OpenFeature at Dynatrace: Enhancing Confidence Through Feature Flagging

Introduction

Feature flagging has emerged as a critical tool for managing software development and deployment workflows, enabling teams to control feature availability dynamically. OpenFeature, an open-source initiative under the Cloud Native Computing Foundation (CNCF), provides a standardized framework for feature flagging, offering flexibility, scalability, and observability. This article explores how Dynatrace leveraged OpenFeature to address longstanding challenges in their feature flagging infrastructure, ultimately enhancing engineering confidence and operational efficiency.

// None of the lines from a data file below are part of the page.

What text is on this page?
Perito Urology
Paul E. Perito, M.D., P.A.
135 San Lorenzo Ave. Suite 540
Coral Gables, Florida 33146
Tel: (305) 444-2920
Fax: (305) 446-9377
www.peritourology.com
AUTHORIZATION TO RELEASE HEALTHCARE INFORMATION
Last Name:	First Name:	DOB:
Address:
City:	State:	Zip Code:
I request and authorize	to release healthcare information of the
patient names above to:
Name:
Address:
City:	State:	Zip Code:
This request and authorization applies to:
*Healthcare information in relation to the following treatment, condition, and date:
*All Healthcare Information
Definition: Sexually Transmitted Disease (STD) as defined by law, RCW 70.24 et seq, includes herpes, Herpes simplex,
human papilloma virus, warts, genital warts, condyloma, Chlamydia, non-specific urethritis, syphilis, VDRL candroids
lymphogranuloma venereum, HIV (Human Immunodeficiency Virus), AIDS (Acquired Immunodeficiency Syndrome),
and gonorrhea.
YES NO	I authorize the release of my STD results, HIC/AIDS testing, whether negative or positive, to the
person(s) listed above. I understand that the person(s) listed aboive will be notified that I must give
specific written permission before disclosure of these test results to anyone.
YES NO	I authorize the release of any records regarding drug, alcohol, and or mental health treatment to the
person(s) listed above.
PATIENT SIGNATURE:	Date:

Technical Overview of OpenFeature

OpenFeature is a vendor-agnostic framework designed to standardize feature flagging across diverse programming languages and environments. Its core components include:

  • API Interface: A unified API for evaluating feature flags, allowing developers to integrate flags seamlessly into their applications.
  • Providers: Mechanisms for sourcing flag configurations, such as databases, environment variables, or external services.
  • flagd D: A real-time evaluation engine that supports dynamic flag updates, context-based targeting, and advanced roll-out strategies.

By abstracting the complexities of flag management, OpenFeature enables teams to focus on delivering value while maintaining control over feature visibility.

Key Features and Benefits

Performance and Scalability

OpenFeature is engineered for high throughput and low latency, with:

  • Backend evaluation latency: <1 millisecond
  • Frontend evaluation latency: ~20 milliseconds
  • High-frequency support: Capable of handling up to 60,000 evaluations per second in development environments

These metrics ensure seamless integration into both small-scale and enterprise-grade applications.

Advanced Targeting and Experimentation

OpenFeature supports granular targeting rules, enabling:

  • Context-based evaluation: Flags can be tailored to users, geographic regions, device types, or other attributes
  • Gradual rollouts: Features can be released to subsets of users (e.g., 1%, 10%, 50%) for testing
  • Observability: Built-in metrics and tracing capabilities for flag usage and impact analysis

Multi-language Support

By adopting OpenFeature, Dynatrace ensured consistency across their Java, React, and other language ecosystems, eliminating the fragmentation caused by legacy GitOps-based flag management.

Implementation at Dynatrace

Architecture and Workflow

Dynatrace implemented OpenFeature through a custom-built solution, integrating:

  • flagd D: As the central flag evaluation engine, distributing flags to workloads via gRPC
  • Custom database: Storing flag configurations with JSON-based rules and pseudo-random allocation
  • Unified UI: A self-service platform for flag configuration, reducing reliance on GitOps workflows

The system leverages context injection (e.g., tenant IDs, geographic regions) and dynamic request headers to ensure accurate flag evaluation.

Migration Strategy

The transition from legacy systems involved:

  1. Phased adoption: Encouraging teams to adopt OpenFeature while maintaining backward compatibility
  2. UI simplification: Predefined attributes (e.g., cloud services, email domains) reduced configuration complexity
  3. Provider flexibility: Supporting ConfigMap and environment variables eased migration for existing flag sources

Challenges and Solutions

Edge Case Management

Dynatrace encountered several challenges during implementation:

  • Large numeric values: Storing nanoseconds or bytes led to Java overflow errors. This was resolved by enforcing strict type validation during flag creation.
  • UI blocking: React SDKs experienced delays due to flag evaluation latency. Implementing timeouts and load indicators mitigated this issue.

Critical Incident Resolution

A critical incident occurred when flag evaluation failures caused 500 errors, leading to request pileups. Post-incident improvements included:

  • Enhanced error handling: Automated retries and fallback mechanisms
  • Monitoring enhancements: Real-time alerts for flag evaluation failures
  • Validation pipelines: Pre-flight checks for flag values before deployment

Results and Impact

Adoption and Scalability

  • Team adoption: 80+ teams now use OpenFeature, with flag counts approaching 1,000
  • Performance: High-throughput environments sustain 60,000+ evaluations per second
  • Use cases: Support for synchronous rollouts, threshold-based flags, and JavaScript Lambda ranges

Confidence and Operational Improvements

  • Unified API: Reduced confusion across teams, improving collaboration
  • Observability: Clear metrics enabled faster flag retirement and issue resolution
  • Confidence boost: Engineers gained assurance in managing complex flag scenarios, reducing deployment risks

Conclusion

OpenFeature has transformed Dynatrace's approach to feature flagging, addressing scalability, performance, and operational challenges. By adopting this CNCF-standardized framework, the team achieved greater confidence in managing feature visibility, experimentation, and production stability. Key lessons include the importance of edge case validation, robust error handling, and maintaining a balance between flexibility and control. For organizations seeking to modernize their flagging infrastructure, OpenFeature offers a scalable, observable, and vendor-agnostic solution to enhance engineering confidence and operational efficiency.